Q: I’m a millennial in a New York City apartment with a small kitchen, and my question for you is what cooking essentials does a moderately skilled home cook need? A chef’s knife and a paring knife, obviously, but what else do you think is important? A food processor? A pressure cooker?
A: You don’t need a pressure cooker. A food processor is nice to have, but you don’t need that either. What you need in addition to your knives is a pair of tongs, a wooden cutting board and a good, big, lidded sauté pan of the sort you can buy at a kitchen supply shop for around $40. Also, an enameled Dutch oven for stews, soups and roasting chickens (they’re spendy, so keep an eye out for sales, or go to Ikea), as well as a half sheet pan and a bunch of aluminum mixing bowls. Maybe a colander. Aspire to a rice cooker, and buy one when they clip your boss at work and give you her job.
Q: You are an inspiration to me for your approach to everyday cooking. However, you do it as part of your job, which makes it inherently manly. I too love to cook every day. My problem comes when I tell friends about my cooking habits. Most of them don’t seem to know what to do with me, and usually I get a raised eyebrow and comments along the lines of, “That must really make your wife happy.” It does, but apparently there aren’t too many men out here making their wives happy in this particular way. How do I enjoy my passion for turning beautiful ingredients into beautiful food and not feel too weird about it?

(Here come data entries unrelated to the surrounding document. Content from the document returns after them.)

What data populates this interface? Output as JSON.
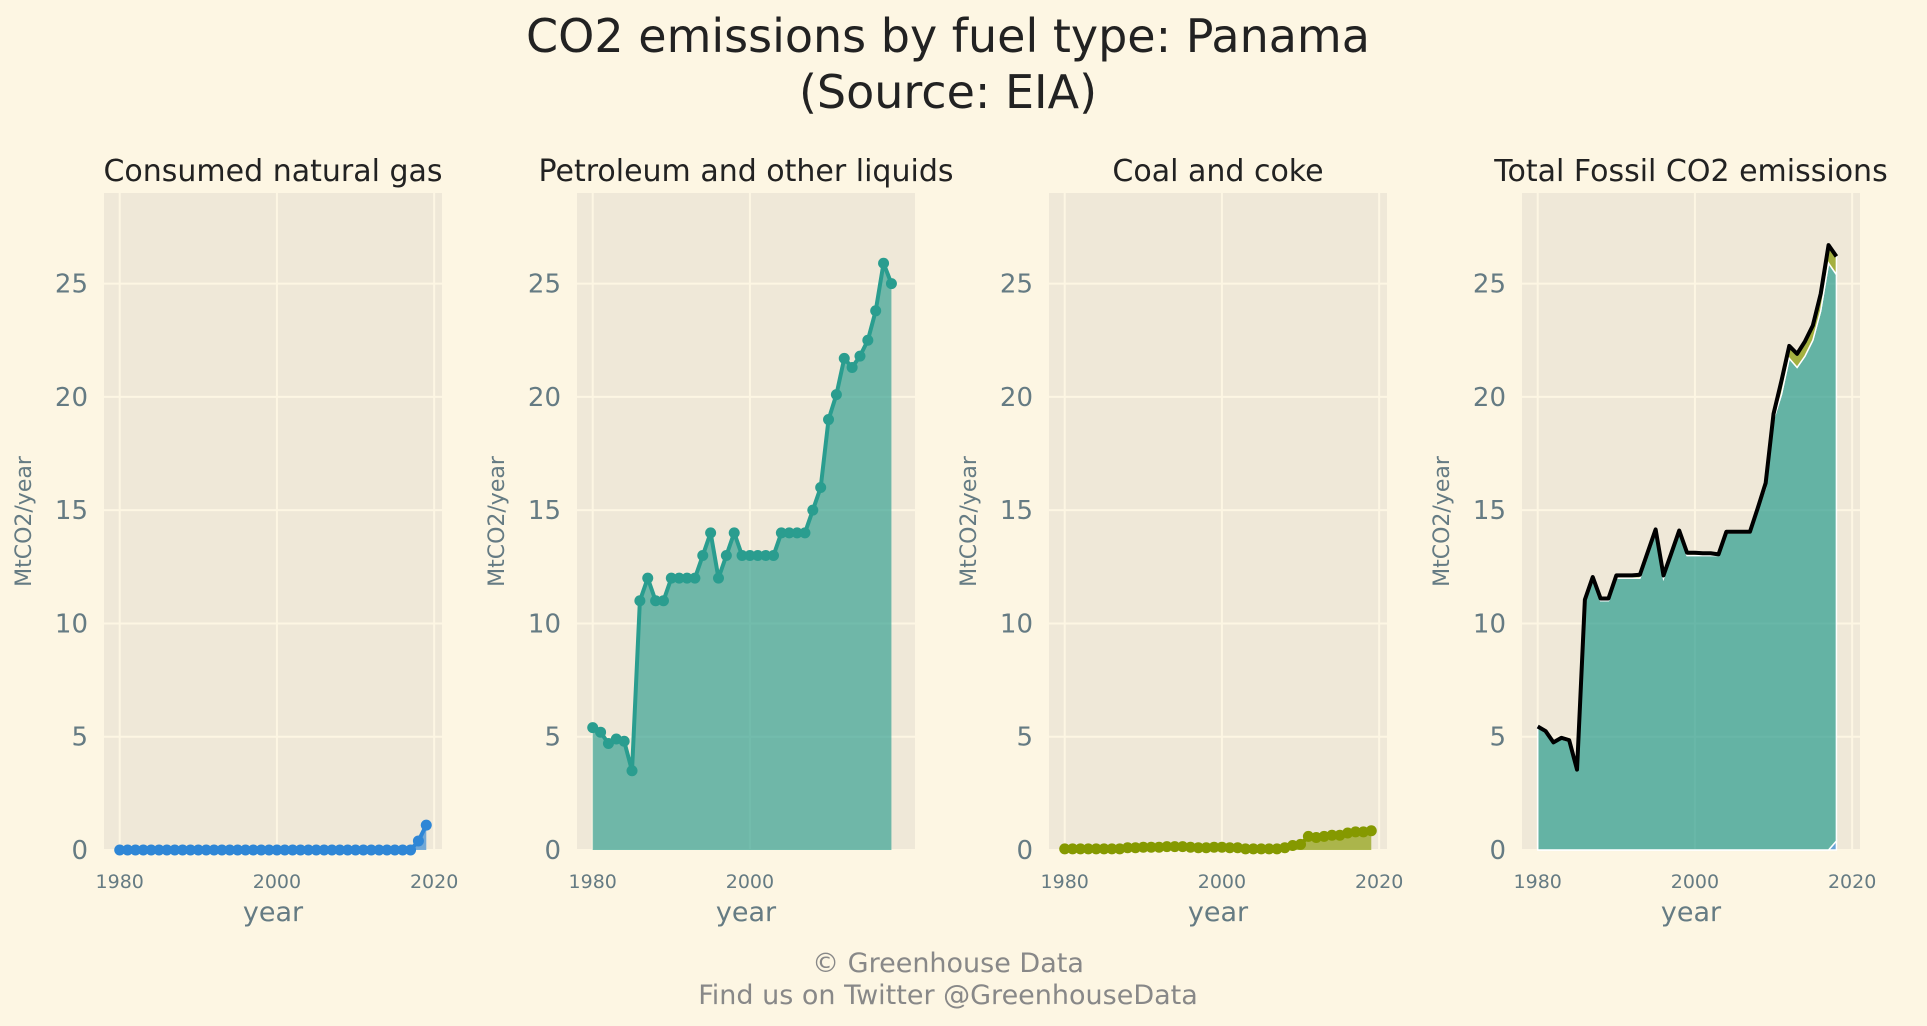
{
  "title_line1": "CO2 emissions by fuel type: Panama",
  "title_line2": "(Source: EIA)",
  "footer_line1": "© Greenhouse Data",
  "footer_line2": "Find us on Twitter @GreenhouseData",
  "colors": {
    "background": "#fdf6e3",
    "axes_bg": "#efe8d8",
    "natural_gas": "#2e86d6",
    "petroleum": "#2a9d8f",
    "coal": "#859900",
    "total_line": "#000000"
  },
  "chart_data": [
    {
      "type": "area",
      "title": "Consumed natural gas",
      "xlabel": "year",
      "ylabel": "MtCO2/year",
      "xlim": [
        1978,
        2021
      ],
      "ylim": [
        0,
        29
      ],
      "xticks": [
        1980,
        2000,
        2020
      ],
      "yticks": [
        0,
        5,
        10,
        15,
        20,
        25
      ],
      "grid": true,
      "markers": true,
      "series": [
        {
          "color": "#2e86d6",
          "x": [
            1980,
            1981,
            1982,
            1983,
            1984,
            1985,
            1986,
            1987,
            1988,
            1989,
            1990,
            1991,
            1992,
            1993,
            1994,
            1995,
            1996,
            1997,
            1998,
            1999,
            2000,
            2001,
            2002,
            2003,
            2004,
            2005,
            2006,
            2007,
            2008,
            2009,
            2010,
            2011,
            2012,
            2013,
            2014,
            2015,
            2016,
            2017,
            2018,
            2019
          ],
          "values": [
            0,
            0,
            0,
            0,
            0,
            0,
            0,
            0,
            0,
            0,
            0,
            0,
            0,
            0,
            0,
            0,
            0,
            0,
            0,
            0,
            0,
            0,
            0,
            0,
            0,
            0,
            0,
            0,
            0,
            0,
            0,
            0,
            0,
            0,
            0,
            0,
            0,
            0,
            0.4,
            1.1
          ]
        }
      ]
    },
    {
      "type": "area",
      "title": "Petroleum and other liquids",
      "xlabel": "year",
      "ylabel": "MtCO2/year",
      "xlim": [
        1978,
        2021
      ],
      "ylim": [
        0,
        29
      ],
      "xticks": [
        1980,
        2000
      ],
      "yticks": [
        0,
        5,
        10,
        15,
        20,
        25
      ],
      "grid": true,
      "markers": true,
      "series": [
        {
          "color": "#2a9d8f",
          "x": [
            1980,
            1981,
            1982,
            1983,
            1984,
            1985,
            1986,
            1987,
            1988,
            1989,
            1990,
            1991,
            1992,
            1993,
            1994,
            1995,
            1996,
            1997,
            1998,
            1999,
            2000,
            2001,
            2002,
            2003,
            2004,
            2005,
            2006,
            2007,
            2008,
            2009,
            2010,
            2011,
            2012,
            2013,
            2014,
            2015,
            2016,
            2017,
            2018
          ],
          "values": [
            5.4,
            5.2,
            4.7,
            4.9,
            4.8,
            3.5,
            11.0,
            12.0,
            11.0,
            11.0,
            12.0,
            12.0,
            12.0,
            12.0,
            13.0,
            14.0,
            12.0,
            13.0,
            14.0,
            13.0,
            13.0,
            13.0,
            13.0,
            13.0,
            14.0,
            14.0,
            14.0,
            14.0,
            15.0,
            16.0,
            19.0,
            20.1,
            21.7,
            21.3,
            21.8,
            22.5,
            23.8,
            25.9,
            25.0
          ]
        }
      ]
    },
    {
      "type": "area",
      "title": "Coal and coke",
      "xlabel": "year",
      "ylabel": "MtCO2/year",
      "xlim": [
        1978,
        2021
      ],
      "ylim": [
        0,
        29
      ],
      "xticks": [
        1980,
        2000,
        2020
      ],
      "yticks": [
        0,
        5,
        10,
        15,
        20,
        25
      ],
      "grid": true,
      "markers": true,
      "series": [
        {
          "color": "#859900",
          "x": [
            1980,
            1981,
            1982,
            1983,
            1984,
            1985,
            1986,
            1987,
            1988,
            1989,
            1990,
            1991,
            1992,
            1993,
            1994,
            1995,
            1996,
            1997,
            1998,
            1999,
            2000,
            2001,
            2002,
            2003,
            2004,
            2005,
            2006,
            2007,
            2008,
            2009,
            2010,
            2011,
            2012,
            2013,
            2014,
            2015,
            2016,
            2017,
            2018,
            2019
          ],
          "values": [
            0.05,
            0.05,
            0.05,
            0.05,
            0.05,
            0.05,
            0.05,
            0.05,
            0.1,
            0.1,
            0.12,
            0.12,
            0.12,
            0.15,
            0.15,
            0.15,
            0.12,
            0.1,
            0.1,
            0.12,
            0.12,
            0.1,
            0.1,
            0.05,
            0.05,
            0.05,
            0.05,
            0.05,
            0.1,
            0.2,
            0.25,
            0.6,
            0.55,
            0.6,
            0.65,
            0.65,
            0.75,
            0.8,
            0.8,
            0.85
          ]
        }
      ]
    },
    {
      "type": "area",
      "title": "Total Fossil CO2 emissions",
      "xlabel": "year",
      "ylabel": "MtCO2/year",
      "xlim": [
        1978,
        2021
      ],
      "ylim": [
        0,
        29
      ],
      "xticks": [
        1980,
        2000,
        2020
      ],
      "yticks": [
        0,
        5,
        10,
        15,
        20,
        25
      ],
      "grid": true,
      "stacked": true,
      "x": [
        1980,
        1981,
        1982,
        1983,
        1984,
        1985,
        1986,
        1987,
        1988,
        1989,
        1990,
        1991,
        1992,
        1993,
        1994,
        1995,
        1996,
        1997,
        1998,
        1999,
        2000,
        2001,
        2002,
        2003,
        2004,
        2005,
        2006,
        2007,
        2008,
        2009,
        2010,
        2011,
        2012,
        2013,
        2014,
        2015,
        2016,
        2017,
        2018
      ],
      "series": [
        {
          "color": "#2e86d6",
          "values": [
            0,
            0,
            0,
            0,
            0,
            0,
            0,
            0,
            0,
            0,
            0,
            0,
            0,
            0,
            0,
            0,
            0,
            0,
            0,
            0,
            0,
            0,
            0,
            0,
            0,
            0,
            0,
            0,
            0,
            0,
            0,
            0,
            0,
            0,
            0,
            0,
            0,
            0,
            0.4
          ]
        },
        {
          "color": "#2a9d8f",
          "values": [
            5.4,
            5.2,
            4.7,
            4.9,
            4.8,
            3.5,
            11.0,
            12.0,
            11.0,
            11.0,
            12.0,
            12.0,
            12.0,
            12.0,
            13.0,
            14.0,
            12.0,
            13.0,
            14.0,
            13.0,
            13.0,
            13.0,
            13.0,
            13.0,
            14.0,
            14.0,
            14.0,
            14.0,
            15.0,
            16.0,
            19.0,
            20.1,
            21.7,
            21.3,
            21.8,
            22.5,
            23.8,
            25.9,
            25.0
          ]
        },
        {
          "color": "#859900",
          "values": [
            0.05,
            0.05,
            0.05,
            0.05,
            0.05,
            0.05,
            0.05,
            0.05,
            0.1,
            0.1,
            0.12,
            0.12,
            0.12,
            0.15,
            0.15,
            0.15,
            0.12,
            0.1,
            0.1,
            0.12,
            0.12,
            0.1,
            0.1,
            0.05,
            0.05,
            0.05,
            0.05,
            0.05,
            0.1,
            0.2,
            0.25,
            0.6,
            0.55,
            0.6,
            0.65,
            0.65,
            0.75,
            0.8,
            0.8
          ]
        }
      ],
      "total_line": {
        "color": "#000000",
        "values": [
          5.45,
          5.25,
          4.75,
          4.95,
          4.85,
          3.55,
          11.05,
          12.05,
          11.1,
          11.1,
          12.12,
          12.12,
          12.12,
          12.15,
          13.15,
          14.15,
          12.12,
          13.1,
          14.1,
          13.12,
          13.12,
          13.1,
          13.1,
          13.05,
          14.05,
          14.05,
          14.05,
          14.05,
          15.1,
          16.2,
          19.25,
          20.7,
          22.25,
          21.9,
          22.45,
          23.15,
          24.55,
          26.7,
          26.2
        ]
      }
    }
  ]
}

A: Dude, srsly? You live in some kind of old Alan Alda film that was never released? Kitchens are the new basement workshop for boyfriends and husbands, dads and granddads alike. They’re filled with tools and projects, the promise of craft that can rise to art, everything a fellow needs to fill the holes in his life created by corporate culture and American ennui. But where our own grandfathers’ hand-painted model airplanes or rebuilt carburetors pleased only the maker (and me!), a perfectly executed spaghetti alla carbonara or grilled steak or cassoulet brings happiness to all who eat it. Keep cooking. Your friends will follow along soon enough, just you watch.
Q: I hate a Valentine’s Day dinner out. Too impersonal and not romantic enough. What is a doable meal for my sweetie at home?
A: Now we’re talking. A few years ago, Mark Bittman gave us a terrific recipe for steak Diane — a classic of mid-20th-century fine dining that was generally prepared tableside in a whoosh of brandy flame. His version omits this step (though you can certainly add it), but it is still remarkable in its elegance, simplicity and amorous promise. Serve with roast potatoes, then get busy.
2 6-ounce portions of filet mignon, preferably not too lean
Kosher salt and freshly ground black pepper, to taste
1 tablespoon extra virgin olive oil
2 tablespoons unsalted butter
1 tablespoon minced shallot or onion
1 teaspoon Dijon mustard
1 teaspoon Worcestershire sauce, or to taste
1/2 cup heavy cream or half-and-half
Lemon juice to taste, optional
Chopped fresh chives or parsley leaves for garnish.
1. Flatten fillets a bit with the palm of your hand, the back of a skillet or a small mallet; they should be about 1 inch thick. Sprinkle with salt and a lot of pepper. In small skillet, preferably one just large enough to hold fillets, combine oil and tablespoon of butter over medium-high heat. When butter foam melts, sear steaks on both sides, just until browned, no more than 2 minutes a side. Remove to platter.
2. Wipe pan clean with towel; add remaining butter over medium heat, with shallot or onion. Cook, stirring occasionally, until tender, about 2 minutes. Stir in mustard, Worcestershire and cream. Add some salt and a fair amount of pepper. Stir once or twice, then taste and adjust seasoning.
3. Keeping mixture at a steady simmer, return meat and accumulated juices to pan. Cook, turning two or three times, until meat is done to your liking (125 degrees internal temperature for medium-rare). Remove to a plate, and add lemon juice, if using, salt and pepper to the sauce as needed. Spoon sauce over meat, garnish with chives or parsley, and serve.